恋する任務は美しい〜メガネ上司の狼さんと訳あり隠密行動〜
特別班総動員で使っていなかった『カントク』の下の階にある小会議室を急遽『カントク』特別班用の部屋に作り変えた。
ただ名前を変えただけの新しい部署、統括本部だ。
さすがに『カントク』の存在を他の人間に知らせるわけにはいかない。
今日からくるターゲットの女性のためだけの部署だけれど、一体どんな人がくるんだろう。
準備がすみ、部屋から廊下に出て統括本部のプレートをドアの横の壁に取り付けているときだった。

キョロキョロと周りを見渡す女性がいた。
薄いピンク色のフレアスカートに同色のジャケット。
インナーの白色のシフォンブラウスをちらりとみせている。
肩にかかるブラウンの髪はゆるく巻かれており、大きな瞳を隠すように長くカールされたまつげに、唇のピンク色のグロスが光る。

「あの、ここ、統括本部でよろしいかしら?」

物腰の柔らかさが誰かに似ている。あおいさんだ。

「はい、ここが統括本部ですが」

「どうもありがとう」

と、髪の毛をなびかせながら、さっさと部屋の中へと入っていった。

「あ、あのどういったご用件でしょうか?」

といってもその女性はわたしに答えることもなく、奥に座る大上部長にむかって歩みを止めない。

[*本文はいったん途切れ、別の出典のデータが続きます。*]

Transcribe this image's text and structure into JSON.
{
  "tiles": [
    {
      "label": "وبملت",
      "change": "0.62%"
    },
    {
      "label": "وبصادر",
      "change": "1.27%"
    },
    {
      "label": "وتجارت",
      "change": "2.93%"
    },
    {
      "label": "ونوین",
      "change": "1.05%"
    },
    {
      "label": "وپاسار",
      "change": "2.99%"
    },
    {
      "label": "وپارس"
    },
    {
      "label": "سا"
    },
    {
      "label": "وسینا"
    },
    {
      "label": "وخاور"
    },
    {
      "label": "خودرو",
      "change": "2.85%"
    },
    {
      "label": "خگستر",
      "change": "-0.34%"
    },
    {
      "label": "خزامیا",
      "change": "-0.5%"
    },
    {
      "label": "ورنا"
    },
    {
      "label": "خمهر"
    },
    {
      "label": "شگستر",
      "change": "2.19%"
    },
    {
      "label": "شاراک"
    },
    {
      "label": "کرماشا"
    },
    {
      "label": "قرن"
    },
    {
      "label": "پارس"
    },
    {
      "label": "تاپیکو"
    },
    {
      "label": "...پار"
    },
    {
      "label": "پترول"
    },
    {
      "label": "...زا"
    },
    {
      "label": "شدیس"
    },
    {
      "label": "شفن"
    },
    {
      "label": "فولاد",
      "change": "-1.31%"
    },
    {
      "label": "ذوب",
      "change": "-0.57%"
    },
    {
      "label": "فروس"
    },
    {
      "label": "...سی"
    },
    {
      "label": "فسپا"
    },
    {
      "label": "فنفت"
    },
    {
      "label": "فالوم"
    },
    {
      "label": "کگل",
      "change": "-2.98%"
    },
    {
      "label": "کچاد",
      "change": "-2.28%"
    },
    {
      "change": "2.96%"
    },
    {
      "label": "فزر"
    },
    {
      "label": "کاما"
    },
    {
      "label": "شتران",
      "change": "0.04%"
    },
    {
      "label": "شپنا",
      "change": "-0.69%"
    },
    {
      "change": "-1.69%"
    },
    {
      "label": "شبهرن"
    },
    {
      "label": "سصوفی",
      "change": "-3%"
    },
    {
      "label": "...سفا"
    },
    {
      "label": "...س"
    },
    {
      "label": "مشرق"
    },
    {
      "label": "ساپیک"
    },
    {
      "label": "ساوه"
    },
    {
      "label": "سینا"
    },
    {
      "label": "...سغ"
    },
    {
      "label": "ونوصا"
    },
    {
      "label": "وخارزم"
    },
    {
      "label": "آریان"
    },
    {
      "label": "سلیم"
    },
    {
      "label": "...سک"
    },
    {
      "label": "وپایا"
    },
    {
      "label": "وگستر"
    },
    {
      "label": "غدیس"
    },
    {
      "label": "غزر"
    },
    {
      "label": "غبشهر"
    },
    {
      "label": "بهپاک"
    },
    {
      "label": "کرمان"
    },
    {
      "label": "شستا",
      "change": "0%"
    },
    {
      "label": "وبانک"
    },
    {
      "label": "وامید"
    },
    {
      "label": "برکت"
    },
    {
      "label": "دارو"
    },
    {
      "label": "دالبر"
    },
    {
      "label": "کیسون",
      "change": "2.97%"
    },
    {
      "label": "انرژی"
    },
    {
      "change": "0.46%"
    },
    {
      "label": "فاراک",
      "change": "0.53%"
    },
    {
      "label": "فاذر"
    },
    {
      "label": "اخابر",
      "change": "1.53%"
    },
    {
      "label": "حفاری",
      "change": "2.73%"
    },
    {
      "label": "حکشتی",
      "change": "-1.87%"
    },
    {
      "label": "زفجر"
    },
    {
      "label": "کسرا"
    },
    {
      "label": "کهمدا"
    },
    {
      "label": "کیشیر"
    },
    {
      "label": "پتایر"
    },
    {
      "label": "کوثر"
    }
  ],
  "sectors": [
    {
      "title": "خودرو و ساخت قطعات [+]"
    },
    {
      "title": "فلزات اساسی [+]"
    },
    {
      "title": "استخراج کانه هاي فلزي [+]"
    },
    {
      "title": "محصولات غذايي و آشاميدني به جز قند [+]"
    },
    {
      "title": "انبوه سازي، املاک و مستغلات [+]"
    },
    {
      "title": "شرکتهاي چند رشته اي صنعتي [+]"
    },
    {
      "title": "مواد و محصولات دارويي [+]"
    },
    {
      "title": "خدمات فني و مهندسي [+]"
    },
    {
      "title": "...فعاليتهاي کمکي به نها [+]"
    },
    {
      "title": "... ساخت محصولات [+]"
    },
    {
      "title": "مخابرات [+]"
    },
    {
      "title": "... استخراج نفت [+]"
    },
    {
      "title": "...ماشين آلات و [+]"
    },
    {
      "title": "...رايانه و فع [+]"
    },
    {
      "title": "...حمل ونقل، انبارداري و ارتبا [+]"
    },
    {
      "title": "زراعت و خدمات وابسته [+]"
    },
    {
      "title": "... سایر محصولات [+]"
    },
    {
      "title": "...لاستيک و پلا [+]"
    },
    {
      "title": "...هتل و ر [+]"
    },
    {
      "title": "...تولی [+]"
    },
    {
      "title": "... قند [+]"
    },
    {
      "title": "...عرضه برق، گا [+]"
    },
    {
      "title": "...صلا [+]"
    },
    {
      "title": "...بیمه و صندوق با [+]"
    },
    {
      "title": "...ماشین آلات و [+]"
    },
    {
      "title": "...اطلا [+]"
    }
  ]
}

それをみた大上部長は腰をあげ、机の前に立って待ち構えていると、その女性はわたしのときには見せなかった満面の笑みを浮かべ、奥にいる大上部長へまっすぐ駆け寄っていった。

「会いたかったわ。聡に」

と、大上部長にその女性はおもいっきり抱きついた。
わたしやあおいさん、戸塚さんや鈴井さん、横尾さんの目の前で。

「……藍華お嬢様」

「お嬢様だなんて。昔の言い方でいいのよ? 藍華って呼んでくださって」

わたしたちがじっと見つめているのにもかかわらず、その女性、藍華さんは大上部長を抱きしめていた。